Zimbabwe Police Raze Poor Towns In Rampage
Sunday, June 5, 2005
HARARE, Zimbabwe, June 4 -- Six days after teams of police officers ordered the residents of Hatcliffe Extension, a squatter village, to tear down their homes, the destruction still looks startlingly fresh, the former tenants dazed and weary.
Where houses once stood are piles of plastic sheeting and splinters of lumber. Shops built of concrete have been reduced to rubble. A Catholic day-care center for AIDS orphans has been destroyed. And the residents, worn out after days of living among the ruins and nights spent outside in the cold, sit mournfully among the shattered remnants of their lives.
"I have no options. I have nowhere to go," said Catherine Tangara, 58, a round-faced widow who cares for her four grandchildren because both of her daughters have died.
The story is the same in urban areas throughout Zimbabwe, an economically and politically troubled southern African country of 12 million. Thousands of police officers have spent the past two weeks on a rampage of destruction that officials call a campaign to clean up illegal housing and markets.
At least 22,000 street traders have been arrested, police said in government-owned newspapers, and tens of thousands of people have been left homeless. Though the full extent of the operation remains unknown, opposition leaders say as many as 1.5 million people in Harare alone may have lost their homes.

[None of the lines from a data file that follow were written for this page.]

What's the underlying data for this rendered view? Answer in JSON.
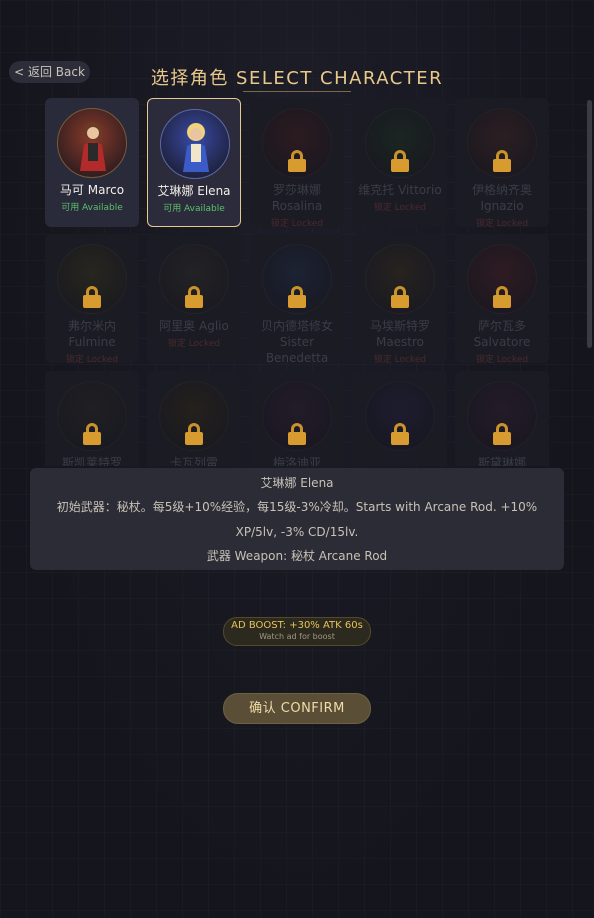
{
  "header": {
    "back_label": "< 返回 Back",
    "title": "选择角色 SELECT CHARACTER"
  },
  "characters": [
    {
      "name": "马可 Marco",
      "status": "可用 Available",
      "state": "unlocked",
      "color": "#8a3a2a"
    },
    {
      "name": "艾琳娜 Elena",
      "status": "可用 Available",
      "state": "selected",
      "color": "#3a4aa6"
    },
    {
      "name": "罗莎琳娜 Rosalina",
      "status": "锁定 Locked",
      "state": "locked",
      "color": "#3a1c1e"
    },
    {
      "name": "维克托 Vittorio",
      "status": "锁定 Locked",
      "state": "locked",
      "color": "#1c2e22"
    },
    {
      "name": "伊格纳齐奥 Ignazio",
      "status": "锁定 Locked",
      "state": "locked",
      "color": "#3a2220"
    },
    {
      "name": "弗尔米内 Fulmine",
      "status": "锁定 Locked",
      "state": "locked",
      "color": "#32301c"
    },
    {
      "name": "阿里奥 Aglio",
      "status": "锁定 Locked",
      "state": "locked",
      "color": "#2a2a28"
    },
    {
      "name": "贝内德塔修女 Sister Benedetta",
      "status": "锁定 Locked",
      "state": "locked",
      "color": "#1e2a40"
    },
    {
      "name": "马埃斯特罗 Maestro",
      "status": "锁定 Locked",
      "state": "locked",
      "color": "#302a1e"
    },
    {
      "name": "萨尔瓦多 Salvatore",
      "status": "锁定 Locked",
      "state": "locked",
      "color": "#401c22"
    },
    {
      "name": "斯凯莱特罗",
      "status": "",
      "state": "locked",
      "color": "#242424"
    },
    {
      "name": "卡瓦列雷",
      "status": "",
      "state": "locked",
      "color": "#2c2618"
    },
    {
      "name": "梅洛迪亚",
      "status": "",
      "state": "locked",
      "color": "#2a1c30"
    },
    {
      "name": "",
      "status": "",
      "state": "locked",
      "color": "#1e1e38"
    },
    {
      "name": "斯黛琳娜",
      "status": "",
      "state": "locked",
      "color": "#2c1c2c"
    }
  ],
  "info": {
    "name": "艾琳娜 Elena",
    "description": "初始武器：秘杖。每5级+10%经验，每15级-3%冷却。Starts with Arcane Rod. +10% XP/5lv, -3% CD/15lv.",
    "weapon": "武器 Weapon: 秘杖 Arcane Rod"
  },
  "ad": {
    "label": "AD BOOST: +30% ATK 60s",
    "sublabel": "Watch ad for boost"
  },
  "confirm_label": "确认 CONFIRM"
}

President Robert Mugabe has dubbed the campaign "Operation Murambatsvina," which the state-owned press translates as "Operation Restore Order" and portrays as a necessary effort to curb crime, garbage and the other excesses of rapid urbanization over the past several years. But in Shona, the dominant language in Zimbabwe, it has a more sinister translation, given that most of those targeted are poor: "Operation Drive Out the Rubbish."
In Hatfield Extension, more than 6,000 people lost their homes on police order last Sunday. No houses or shops remain standing, and a community mosque was destroyed.
"They said, 'If you refuse, we will whip you,' " said a 38-year-old widow who cares for her two children and her elderly mother on a modest income earned from sewing dresses and bedspreads. "Now everything is destroyed."
In neighborhood after neighborhood, truckloads of police officers have arrived in riot helmets and demanded that residents tear down their own homes, typically wood shacks or one-room concrete houses that shelter Zimbabwe's urban poor. Most people have complied with the police, attacking their homes with their bare hands or with picks and hammers that made the job quicker, if no less terrible.
Traders, meanwhile, have turned their own wooden stalls into kindling. In targeted areas across Harare, people can be seen sitting on piles of rubble, staring into space.
Many of the victims have already moved away from the urban areas, jamming their families and remaining possessions onto buses and returning to the rural areas where they grew up. Others have tried to make do where they are. Tangara, for instance, spent Sunday breaking her wood-and-cardboard home into pieces. Then she built a thigh-high shelter that is open on one side so that she and the children can crawl inside among some dirty pillows and worn blankets.
"It's so painful," Tangara said as one of the children stood wide-eyed beside her, "and so chilly."